От этого фильма у меня осталось одно сожаление. Я хотел снять первую сцену в ресторане на Лионском вокзале Парижа, но хозяин не разрешил этого сделать. Многие парижане и сегодня понятия не имеют об этом месте, для меня одном из самых прекрасных в мире. Году в 1900-м на вокзале, на втором этаже, художники, скульпторы и декораторы создали оперную залу во славу поезда и стран, куда он может нас увезти. Бывая в Париже, я довольно часто хожу туда, иногда один. Я неизменно обедаю за столиком с видом на железно — Дорожные пути.
В фильме «Дневная красавица» снимался Франсиско Рабаль, до этого игравший в «Назарине» и «Виридиане». Я люблю его и как актера, и как человека. Он называет меня «дядюшкой» и требует, чтобы я его звал «племянником». У меня нет никакого особого метода в работе с актерами. Все зависит от их таланта, от того, что они сами мне предлагают, или от моих усилий в работе с ними, если актеры выбраны неудачно. В любом случае работа с актерами зависит всегда от личного взгляда режиссера, от того, что он сам чувствует, но что не всегда может объяснить.
Мне жаль ряд вырезанных по требованию цензуры сцен в этой картине.

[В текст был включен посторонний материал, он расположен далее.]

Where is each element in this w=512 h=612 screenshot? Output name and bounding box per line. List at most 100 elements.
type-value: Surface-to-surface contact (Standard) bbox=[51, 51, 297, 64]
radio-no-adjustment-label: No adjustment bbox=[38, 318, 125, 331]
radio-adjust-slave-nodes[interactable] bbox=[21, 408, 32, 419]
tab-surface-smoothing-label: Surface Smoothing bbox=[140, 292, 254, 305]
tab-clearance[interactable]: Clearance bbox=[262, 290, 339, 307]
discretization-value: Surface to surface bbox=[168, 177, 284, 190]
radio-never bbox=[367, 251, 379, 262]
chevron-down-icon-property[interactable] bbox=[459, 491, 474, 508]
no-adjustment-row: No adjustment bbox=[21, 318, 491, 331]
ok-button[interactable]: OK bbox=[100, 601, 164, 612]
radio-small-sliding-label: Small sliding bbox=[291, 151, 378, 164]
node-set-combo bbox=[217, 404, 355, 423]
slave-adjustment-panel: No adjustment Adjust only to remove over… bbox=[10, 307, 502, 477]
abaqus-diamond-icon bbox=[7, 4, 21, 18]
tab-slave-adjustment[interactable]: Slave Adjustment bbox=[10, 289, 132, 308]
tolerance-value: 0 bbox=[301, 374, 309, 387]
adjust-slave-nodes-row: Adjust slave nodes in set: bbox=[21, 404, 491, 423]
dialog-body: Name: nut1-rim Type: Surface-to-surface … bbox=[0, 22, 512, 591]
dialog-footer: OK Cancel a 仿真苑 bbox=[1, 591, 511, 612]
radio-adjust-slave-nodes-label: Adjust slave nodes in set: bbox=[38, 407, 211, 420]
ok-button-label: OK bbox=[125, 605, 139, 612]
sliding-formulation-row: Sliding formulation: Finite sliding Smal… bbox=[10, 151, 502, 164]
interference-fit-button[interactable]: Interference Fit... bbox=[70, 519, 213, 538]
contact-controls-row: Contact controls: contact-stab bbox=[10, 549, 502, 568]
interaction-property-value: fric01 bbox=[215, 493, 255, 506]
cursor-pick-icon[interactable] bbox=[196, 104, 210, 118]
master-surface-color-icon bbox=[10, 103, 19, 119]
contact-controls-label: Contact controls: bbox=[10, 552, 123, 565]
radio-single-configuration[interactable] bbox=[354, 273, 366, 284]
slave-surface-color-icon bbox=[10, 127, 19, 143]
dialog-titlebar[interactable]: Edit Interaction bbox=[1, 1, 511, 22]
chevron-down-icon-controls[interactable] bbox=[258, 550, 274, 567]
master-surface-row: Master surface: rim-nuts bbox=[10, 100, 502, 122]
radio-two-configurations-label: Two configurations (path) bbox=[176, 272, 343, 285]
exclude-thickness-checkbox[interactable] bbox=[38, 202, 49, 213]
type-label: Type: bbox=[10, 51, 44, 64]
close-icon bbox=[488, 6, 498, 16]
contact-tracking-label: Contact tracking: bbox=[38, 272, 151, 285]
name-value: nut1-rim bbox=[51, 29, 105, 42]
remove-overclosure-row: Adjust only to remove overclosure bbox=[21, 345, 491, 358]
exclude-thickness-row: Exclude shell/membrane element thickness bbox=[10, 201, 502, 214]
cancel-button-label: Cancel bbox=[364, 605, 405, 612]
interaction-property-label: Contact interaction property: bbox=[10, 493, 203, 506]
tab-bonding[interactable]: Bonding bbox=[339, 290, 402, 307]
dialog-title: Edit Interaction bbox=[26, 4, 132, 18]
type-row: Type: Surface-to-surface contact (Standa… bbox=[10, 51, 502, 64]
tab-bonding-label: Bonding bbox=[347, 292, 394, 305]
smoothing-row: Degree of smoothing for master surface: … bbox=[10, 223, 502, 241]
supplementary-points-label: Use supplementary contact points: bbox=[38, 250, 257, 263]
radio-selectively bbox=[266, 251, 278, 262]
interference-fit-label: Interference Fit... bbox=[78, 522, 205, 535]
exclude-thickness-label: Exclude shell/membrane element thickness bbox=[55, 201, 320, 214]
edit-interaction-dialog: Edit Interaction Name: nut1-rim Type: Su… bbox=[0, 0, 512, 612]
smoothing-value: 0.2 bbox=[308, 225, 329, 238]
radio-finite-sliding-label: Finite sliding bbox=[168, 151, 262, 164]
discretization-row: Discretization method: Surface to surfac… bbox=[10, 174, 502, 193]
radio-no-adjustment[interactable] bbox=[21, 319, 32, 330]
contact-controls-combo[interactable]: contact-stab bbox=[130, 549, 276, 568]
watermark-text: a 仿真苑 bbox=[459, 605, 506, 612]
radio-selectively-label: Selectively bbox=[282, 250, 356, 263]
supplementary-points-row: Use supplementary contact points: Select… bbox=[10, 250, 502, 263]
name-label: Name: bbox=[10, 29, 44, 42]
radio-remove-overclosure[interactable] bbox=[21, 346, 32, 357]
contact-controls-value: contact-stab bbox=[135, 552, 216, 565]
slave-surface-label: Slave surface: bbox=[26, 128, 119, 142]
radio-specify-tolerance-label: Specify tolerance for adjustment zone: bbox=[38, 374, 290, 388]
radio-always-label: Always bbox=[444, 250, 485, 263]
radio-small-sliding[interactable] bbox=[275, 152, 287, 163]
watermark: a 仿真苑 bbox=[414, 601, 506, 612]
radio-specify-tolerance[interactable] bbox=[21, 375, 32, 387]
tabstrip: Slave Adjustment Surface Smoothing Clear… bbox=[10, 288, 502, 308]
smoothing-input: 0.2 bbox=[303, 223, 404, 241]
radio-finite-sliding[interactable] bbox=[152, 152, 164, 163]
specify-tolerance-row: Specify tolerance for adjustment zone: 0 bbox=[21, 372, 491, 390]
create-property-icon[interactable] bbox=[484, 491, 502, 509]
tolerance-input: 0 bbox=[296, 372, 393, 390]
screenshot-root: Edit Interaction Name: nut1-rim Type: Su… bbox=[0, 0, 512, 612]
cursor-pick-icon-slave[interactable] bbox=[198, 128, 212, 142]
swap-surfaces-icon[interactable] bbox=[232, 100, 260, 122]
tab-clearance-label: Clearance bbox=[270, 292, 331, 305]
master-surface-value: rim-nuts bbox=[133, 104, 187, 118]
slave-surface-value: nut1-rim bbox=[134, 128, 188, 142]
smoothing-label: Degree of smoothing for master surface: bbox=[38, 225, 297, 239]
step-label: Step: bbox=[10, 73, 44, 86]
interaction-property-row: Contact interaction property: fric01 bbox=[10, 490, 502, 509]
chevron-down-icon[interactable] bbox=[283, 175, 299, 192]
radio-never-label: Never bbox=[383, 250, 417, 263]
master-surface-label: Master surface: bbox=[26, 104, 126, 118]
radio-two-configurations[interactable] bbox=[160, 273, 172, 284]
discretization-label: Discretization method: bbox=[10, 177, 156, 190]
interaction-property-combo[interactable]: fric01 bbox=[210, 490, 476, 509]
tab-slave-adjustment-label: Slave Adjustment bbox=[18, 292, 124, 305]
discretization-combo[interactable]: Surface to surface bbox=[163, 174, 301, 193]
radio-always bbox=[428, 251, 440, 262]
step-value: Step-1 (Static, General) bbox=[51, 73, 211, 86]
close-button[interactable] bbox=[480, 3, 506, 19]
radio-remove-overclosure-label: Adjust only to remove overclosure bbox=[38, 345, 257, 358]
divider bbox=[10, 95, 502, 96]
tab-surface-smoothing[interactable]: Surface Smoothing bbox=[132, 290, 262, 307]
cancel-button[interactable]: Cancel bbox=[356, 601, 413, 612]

В частности, сцены между Жоржем Маршалем и Катрин Денёв, где она лежит в гробу, а он называет ее дочерью, сцены в часовне после мессы, которую служат под копией Христа Грюневальда, чье истерзанное тело всегда производило на меня большое впечатление. Без мессы общая атмосфера сцены стала иной.
Среди глупейших вопросов, которые мне задавали по поводу моих картин, самый частый и навязчивый касался маленькой коробочки, которую приносит с собой в бордель клиент из Азии. Он открывает ее, показывает девушкам (зритель ничего не видит). Девушки, кроме Северины, с отвращением отказываются смотреть. Не помню, сколько раз меня спрашивали, особенно женщины: «Что там такое в коробке?» А я и сам не знал и отвечал: «Да что угодно». Фильм снимался на студии Сен-Морис, которая ныне не существует (это слово повторяется в книге, как рефрен), а рядом Луи Маль работал над фильмом «Вор». Мой сын Жан-Луи был его ассистентом. «Дневная красавица» имела самый большой коммерческий успех из моих фильмов, я объясняю этот успех скорее наличием в картине шлюх, чем режиссерской работой.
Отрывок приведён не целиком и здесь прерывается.